I recently participated in a workshop on electoral systems reform sponsored by Stanford University’s Center for Democracy, Development and the Rule of Law (CDDRL) and its new Program on American Democracy in Comparative Perspective. This session brought together scholars and advocates of electoral reform from the US and abroad to consider the potential of electoral innovations like proportional representation, ranked-choice voting, and mandatory voting to address political dysfunction in the US. I subsequently caught up with Larry Diamond, who leads the CDDRL, to pose a few questions on his aspirations for this new program and what he’s taking away from its initial workshop.
Daniel Stid: The mission of the CDDRL is to “understand how countries can overcome poverty, instability, and abusive rule to become prosperous, just, democratic, and well-governed states.” It traditionally has focused on problems of democracy and governance in the developing world. What prompted you to create the Program on American Democracy in Comparative Perspective?
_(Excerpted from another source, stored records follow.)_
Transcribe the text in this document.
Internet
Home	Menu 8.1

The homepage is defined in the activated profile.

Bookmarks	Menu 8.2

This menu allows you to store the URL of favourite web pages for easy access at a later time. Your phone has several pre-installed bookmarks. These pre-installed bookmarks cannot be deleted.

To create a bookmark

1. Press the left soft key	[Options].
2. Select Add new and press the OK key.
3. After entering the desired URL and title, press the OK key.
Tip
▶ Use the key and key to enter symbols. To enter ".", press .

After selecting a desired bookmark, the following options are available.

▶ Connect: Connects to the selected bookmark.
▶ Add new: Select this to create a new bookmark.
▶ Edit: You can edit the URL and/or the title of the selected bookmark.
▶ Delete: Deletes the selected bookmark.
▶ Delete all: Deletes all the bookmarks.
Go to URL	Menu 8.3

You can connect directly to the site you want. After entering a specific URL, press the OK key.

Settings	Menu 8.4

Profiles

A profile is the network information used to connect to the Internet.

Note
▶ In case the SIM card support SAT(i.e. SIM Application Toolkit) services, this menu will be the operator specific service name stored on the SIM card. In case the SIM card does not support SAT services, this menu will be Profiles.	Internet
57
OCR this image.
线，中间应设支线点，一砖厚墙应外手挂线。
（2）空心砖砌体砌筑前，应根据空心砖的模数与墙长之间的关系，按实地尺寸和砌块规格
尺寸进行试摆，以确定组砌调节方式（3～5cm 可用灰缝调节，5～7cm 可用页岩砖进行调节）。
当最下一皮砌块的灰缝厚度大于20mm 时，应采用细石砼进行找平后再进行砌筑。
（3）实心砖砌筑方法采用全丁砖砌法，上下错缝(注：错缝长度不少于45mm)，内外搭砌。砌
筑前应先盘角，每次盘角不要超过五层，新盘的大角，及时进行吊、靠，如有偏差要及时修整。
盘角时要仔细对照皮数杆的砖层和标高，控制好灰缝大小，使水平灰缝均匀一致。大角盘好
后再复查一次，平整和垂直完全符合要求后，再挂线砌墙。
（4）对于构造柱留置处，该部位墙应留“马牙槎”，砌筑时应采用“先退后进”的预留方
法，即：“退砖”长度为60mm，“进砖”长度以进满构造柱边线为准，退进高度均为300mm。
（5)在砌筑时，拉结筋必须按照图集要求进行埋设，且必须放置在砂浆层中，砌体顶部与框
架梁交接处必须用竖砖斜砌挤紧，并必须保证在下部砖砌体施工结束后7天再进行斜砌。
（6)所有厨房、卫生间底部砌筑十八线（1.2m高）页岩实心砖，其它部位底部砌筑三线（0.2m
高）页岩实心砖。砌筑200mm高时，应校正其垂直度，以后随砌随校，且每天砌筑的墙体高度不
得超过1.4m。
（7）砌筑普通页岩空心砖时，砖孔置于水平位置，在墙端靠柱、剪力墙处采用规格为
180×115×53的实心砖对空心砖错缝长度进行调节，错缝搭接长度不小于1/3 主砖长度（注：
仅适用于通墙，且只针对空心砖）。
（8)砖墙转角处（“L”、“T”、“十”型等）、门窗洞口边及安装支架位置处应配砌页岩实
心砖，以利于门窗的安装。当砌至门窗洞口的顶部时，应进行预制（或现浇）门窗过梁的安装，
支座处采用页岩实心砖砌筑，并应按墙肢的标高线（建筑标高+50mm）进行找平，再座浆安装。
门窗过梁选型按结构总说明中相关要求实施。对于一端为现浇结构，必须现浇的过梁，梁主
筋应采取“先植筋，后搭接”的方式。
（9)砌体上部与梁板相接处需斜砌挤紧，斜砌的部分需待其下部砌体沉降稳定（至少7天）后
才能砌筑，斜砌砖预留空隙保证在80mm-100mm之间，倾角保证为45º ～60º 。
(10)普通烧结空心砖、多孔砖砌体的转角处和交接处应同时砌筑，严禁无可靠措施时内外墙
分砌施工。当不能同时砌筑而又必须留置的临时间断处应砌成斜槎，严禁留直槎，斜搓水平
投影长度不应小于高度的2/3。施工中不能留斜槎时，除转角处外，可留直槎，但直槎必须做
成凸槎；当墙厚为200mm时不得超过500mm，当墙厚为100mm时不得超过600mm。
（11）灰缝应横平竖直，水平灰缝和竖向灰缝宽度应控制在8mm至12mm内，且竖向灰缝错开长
Larry Diamond: We often take for granted that the United States is a country with well-established rule of law, effective governance, and free and fair elections. American democracy is not under threat the way that it is in many places around the world. That said, the United States fares poorer on many democratic outcomes, including inequality, political participation, and trust in government institutions, relative to its democratic counterparts. Additionally, American democracy seems increasingly dysfunctional, and unable to address the core policy challenges confronting the country. 

We created the Program on American Democracy in Comparative Perspective to investigate problems that have gained increasing public and scholarly attention. These include polarization, gridlock, income inequality, capture of the policymaking process by special interests, and prohibitively costly elections. We are looking to the experience of other advanced democracies for insight into the contemporary American experience. This comparative approach allows us to move beyond the fixity that many American organizations adopt. Ultimately, the Program on American Democracy will produce policy-relevant research that offers ways to improve the quality of democracy in the United States. 

Daniel Stid: You have been working to advance democracy around the world throughout your career. A recent Economist cover story on the problems facing this form of government observed that “The United States has become a byword for gridlock, so obsessed with partisan point-scoring….that America’s image – and by extension that of democracy itself – has taken a terrible battering.” Would you agree with that claim? Are the problems of democracy in the US materially undermining its progress elsewhere in the world?

Larry Diamond: Citizens around the world who are fighting for liberal democracy still see the United States as a model; our civil liberties protections are sorely lacking in many other countries. However, we are not immune from democratic backsliding. Gridlock, partisan discord, and problematic election administration have gotten particularly worse in recent years. This calls into question whether or not democratic institutions are better for governance, and over time could affect our credibility in promoting democratic values. 

However, I do think that a coherent reform agenda can improve the quality and functionality of American democracy. There is a groundswell of public opinion showing that American voters are fed up with status quo politics. The frustrations of the engaged public can be channeled into reforms that foster compromise, coalition-building, and improved democratic performance. I am hopeful that the democratic process itself can be used to improve American government, and to help restore democracy’s public image around the world.

Daniel Stid: What struck you as the most important themes coming out of the workshop on electoral systems and the challenges and opportunities facing reformers in the US?

Larry Diamond: One of the reasons we focused on electoral systems—that is, the rules and methods by which we elect political representatives — is that they are relatively easy to change. Many longstanding democracies, including Australia, Ireland, Japan, New Zealand, and Italy, have reformed their electoral systems in response to political crises. In the United States, we have “winner-take-all” elections which are actually quite rare among advanced democracies. In the workshop, we discussed alternatives such as ranked-choice voting, proportional representation, and compulsory voting. We also considered reforms to primary elections and the electoral college.

One of the most important themes coming out of the workshop was that different electoral systems can produce quite different outcomes. By changing the rules, you change politicians’ incentives—they might be less likely to attack their opponents, to spend exorbitant campaign sums, and to advocate extreme ideological positions. These reforms may therefore well be worth seeking. However, another important theme was that electoral systems reforms might have a limited impact. Institutional change can only go so far in reducing polarization and gridlock among the national parties. So these reforms need to be seen as part of a larger agenda to make institutions more effective.